Mehrheit der Deutschen fordert Abstimmung über Zuwanderung


Berlin (dpa) – Nach dem Volksentscheid zur Begrenzung der Zuwanderung in die Schweiz fordern zwei Drittel der Deutschen, eine ähnliche Abstimmung auch hierzulande abzuhalten. Dies zeigt eine Emnid-Umfrage im Auftrag der “Bild am Sonntag”.
Demnach fordern zudem 39 Prozent der 501 Befragten, die Zuwanderung nach Deutschland zu verringern. 50 Prozent sagen, die Zahl solle gleich bleiben. Nur 8 Prozent wollen mehr Zuwanderung.
Die nordrhein-westfälische Ministerpräsidentin Hannelore Kraft (SPD), sagte dem Blatt, Deutschland benötige Einwanderer auch aus ärmeren EU-Ländern wie Bulgarien und Rumänien. Sehr viele seien hoch qualifiziert. Und bei den schlecht Qualifizierten müsse es gelingen, zumindest deren Kinder durch intensive Betreuung und Schulbildung auf einen guten Weg zu bringen.

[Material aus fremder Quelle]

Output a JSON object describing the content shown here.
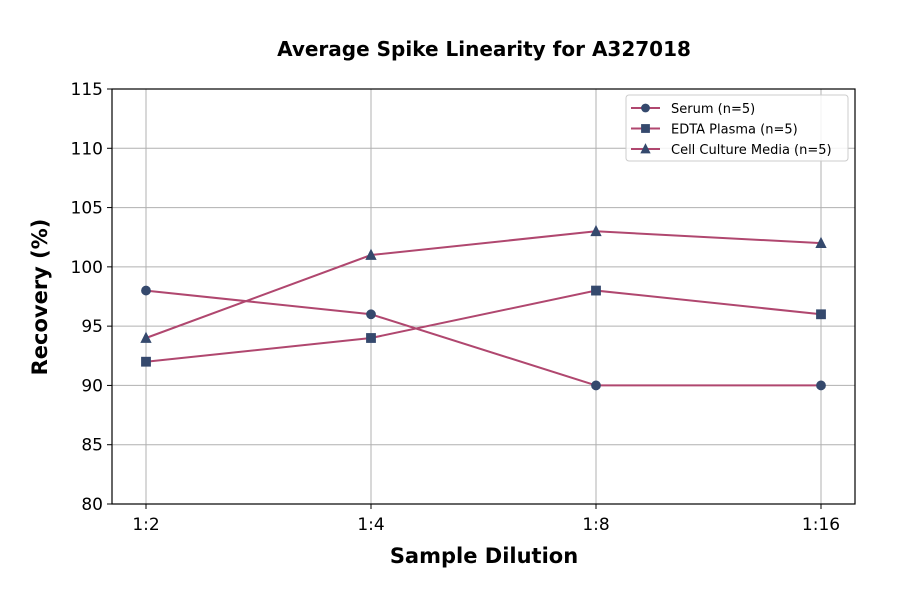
{
  "chart_data": {
    "type": "line",
    "title": "Average Spike Linearity for A327018",
    "xlabel": "Sample Dilution",
    "ylabel": "Recovery (%)",
    "categories": [
      "1:2",
      "1:4",
      "1:8",
      "1:16"
    ],
    "ylim": [
      80,
      115
    ],
    "yticks": [
      80,
      85,
      90,
      95,
      100,
      105,
      110,
      115
    ],
    "grid": true,
    "legend_position": "top-right",
    "line_color": "#b0476f",
    "marker_color": "#35496d",
    "series": [
      {
        "name": "Serum (n=5)",
        "marker": "circle",
        "values": [
          98,
          96,
          90,
          90
        ]
      },
      {
        "name": "EDTA Plasma (n=5)",
        "marker": "square",
        "values": [
          92,
          94,
          98,
          96
        ]
      },
      {
        "name": "Cell Culture Media (n=5)",
        "marker": "triangle",
        "values": [
          94,
          101,
          103,
          102
        ]
      }
    ]
  }
}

Schweiz will Zuwanderung begrenzen

Die Schweiz will sich künftig stärker gegen Zuwanderer aus der Europäischen Union abschotten. In einer Volksabstimmung unterstützten am vergangenen Sonntag 50,3 Prozent eine Initiative der national-konservativen Schweizer Volkspartei (SVP) “gegen Masseneinwanderung”. Die Wahlbeteiligung war mit 56 Prozent sehr hoch.
Die Regierung in Bern muss nun binnen drei Jahren das Anliegen umsetzen. Als assoziierter EU-Partner würde die Exportnation Schweiz damit gegen das Recht der Personenfreizügigkeit verstoßen. Die EU hat für diesen Fall mit Konsequenzen gedroht. Sogar das Abkommen über den gemeinsamen Binnenmarkt könnte gekündigt werden.
Die Schweiz hat mit 23 Prozent einen besonders hohen Ausländeranteil. Das Land wächst durch Einwanderer jährlich um rund 80.000 Menschen. Die seit 2000 vergleichsweise hohe Netto-Zuwanderung wurde ausgelöst durch den Bedarf Schweizer Firmen nicht zuletzt an deutschen Fachkräften. Durch die Wirtschaftskrise in Südeuropa suchten vor allem Portugiesen ihr Glück in der Eidgenossenschaft.
Die Deutschen stellen mit rund 300.000 den Großteil der ausländischen Bevölkerung in der Schweiz. Ihr Zuzug hat sich in den vergangenen Jahren aber bereits wieder abgeschwächt. Es handelt sich in der Regel um gut ausgebildetes Fachpersonal. Sollte es zur Umsetzung der Initiative kommen, müssten sie damit rechnen, dass ihr Arbeitsverhältnis vor einer Verlängerung von den Schweizer Behörden überprüft wird.
Nach Vorstellungen der Schweizer Initiative sollen künftig die Kantone eine Höchstzahl von Zuwanderern – vom Akademiker bis zum Asylbewerber – unter Berücksichtigung der “gesamtwirtschaftlichen Interessen” festlegen. Argumente der Befürworter waren, dass durch die hohe Zuwanderung die Infrastruktur überlastet würde, die Mieten stiegen, und die eigene Bevölkerung am Arbeitsmarkt benachteiligt werde.